Positivism has had a direct impact on the United States, especially in academia and public education. Yet we wonder why — when there is no metaphysical concept of unifying truth, and that despite the insistence on “objective” scientific observation — our nation has devolved morally into nothing more than relativism, our justice is determined increasingly by nothing more than pluralism, and the underlying theme of our legislation is to “do something,” even if it won’t work.  And when our own traditions and legacies are dismissed as infantile, we can no longer look to history for good examples of law, justice, and ethics — for we in our hubris assume that we are necessarily better than they.

It is no surprise that Comte advocated for the enlargement of the state as an authoritative and distributive agency. It is also no surprise that, in the absence of acknowledging God, Comte would create for himself what he called, “The Religion of Humanity,” complete with temples, rituals, catechisms, and saints[10], which was designed “to nourish and strengthen the feeble altruism of human nature by exalting Humanity as the object of a ceremonial worship.”[11]

But there is a fatal flaw in Comte’s “Three Stages” theory, in which he arrogantly thought we had through the elevation of Humanity matured beyond the infantile and juvenile stages of a progressive sociological existence. The flaw, which we have still failed to recognize, is this: Children have adult role models—benchmarks by which their maturity and humanity may be compared. Social progress has no such benchmark, no such role model. Comte can’t be sure if his social ideal is an all-wise sage, or if it is in reality simply a rebellious teenager who thinks it knows better than its previous generations. Comte can’t be sure that our “progress” will suddenly be struck with reality – that our theological and metaphysical forebears really knew what they were talking about.

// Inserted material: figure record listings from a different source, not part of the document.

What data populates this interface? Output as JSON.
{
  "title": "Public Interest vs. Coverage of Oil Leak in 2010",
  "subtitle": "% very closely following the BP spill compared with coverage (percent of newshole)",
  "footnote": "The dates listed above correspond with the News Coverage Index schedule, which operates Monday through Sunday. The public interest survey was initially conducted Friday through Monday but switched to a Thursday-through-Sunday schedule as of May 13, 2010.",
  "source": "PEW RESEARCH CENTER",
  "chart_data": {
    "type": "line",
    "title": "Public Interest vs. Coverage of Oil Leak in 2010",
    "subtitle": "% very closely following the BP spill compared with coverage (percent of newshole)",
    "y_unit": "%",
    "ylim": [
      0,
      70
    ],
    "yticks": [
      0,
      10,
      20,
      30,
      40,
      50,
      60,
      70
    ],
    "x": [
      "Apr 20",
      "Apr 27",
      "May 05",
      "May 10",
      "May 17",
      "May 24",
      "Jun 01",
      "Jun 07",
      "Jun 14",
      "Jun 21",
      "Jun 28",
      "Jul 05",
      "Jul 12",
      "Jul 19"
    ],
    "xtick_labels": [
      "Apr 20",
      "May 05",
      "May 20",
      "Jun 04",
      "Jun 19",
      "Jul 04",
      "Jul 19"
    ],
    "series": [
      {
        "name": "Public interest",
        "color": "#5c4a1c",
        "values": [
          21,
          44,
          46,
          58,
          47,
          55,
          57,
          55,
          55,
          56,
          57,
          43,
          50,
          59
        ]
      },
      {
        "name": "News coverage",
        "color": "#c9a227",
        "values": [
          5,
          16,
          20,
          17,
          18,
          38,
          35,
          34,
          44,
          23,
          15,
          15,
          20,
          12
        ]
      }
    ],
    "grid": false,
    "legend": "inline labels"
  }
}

[1] Charles Fourier, Thèorie des Quatre Mouvemens et des Destinèes Gènèrales (Leipzig: [s.n], 1808), 21, “a unifying system of movement between the material and spiritual world.”

[2] Isaac Newton, Principia Mathematica, “Elegantissima haecca solis, planetarum et cometarum compages non nisi consilio et dominio entis intelligentis et potentis oriri potuit… Hic omnia regit non ut anima mundi, sed ut universorum dominus…,” i.e., “This most elegant system of the sun, the planets, and comets may only have come from the counsel and dominion of a intelligent and powerful being…This being reigns over everything — not as a spirit of the world — but as the master of the universe.”

[3] Fourier, Theory of the Four Movements of the General Destines, trans., Henry Clapp (New York: Dewitt, 1857), 77

[4] Quoted in Arthur Brisbane, A Treatise on the Functions of Human Passions, (New York: Dewitt, 1857), 122.

[5] Ibid.

[6] In The New Moral World: or Gaxette od the Universal Community Society of Rational Religionists, no. 43 (August, 1839)

[7] I. J. Edwards, “Might is Right,” in The New Moral World: or Gazette of the Universal Community Society of Rational Religionists, no. 42 (August 10, 1839).

[8]chacun de nous, en contemplant sa propre histoire, ne se souvient-il pas qu’il a ètè…thèologien dans son enfance, mètaphysicien dans sa jeunesse, et physicien dans sa virilite.”  Auguste Comte, Cours de Philosophie Positive (Paris: Borrani et Droz, 1852), 1:17.

[9] Auguste Comte, The Positive Philosophy of Auguste Comte, ed. Hariett

[10] See Comte, Système de Politique Positive : ou Traité de Sociologie, Instituant la Religion de l’Humanité  (Paris: L. Mathias, 1851-1854).

[11] Will Durant, The Story of Philosophy (New York: Simon and Schuster, 1926), 383.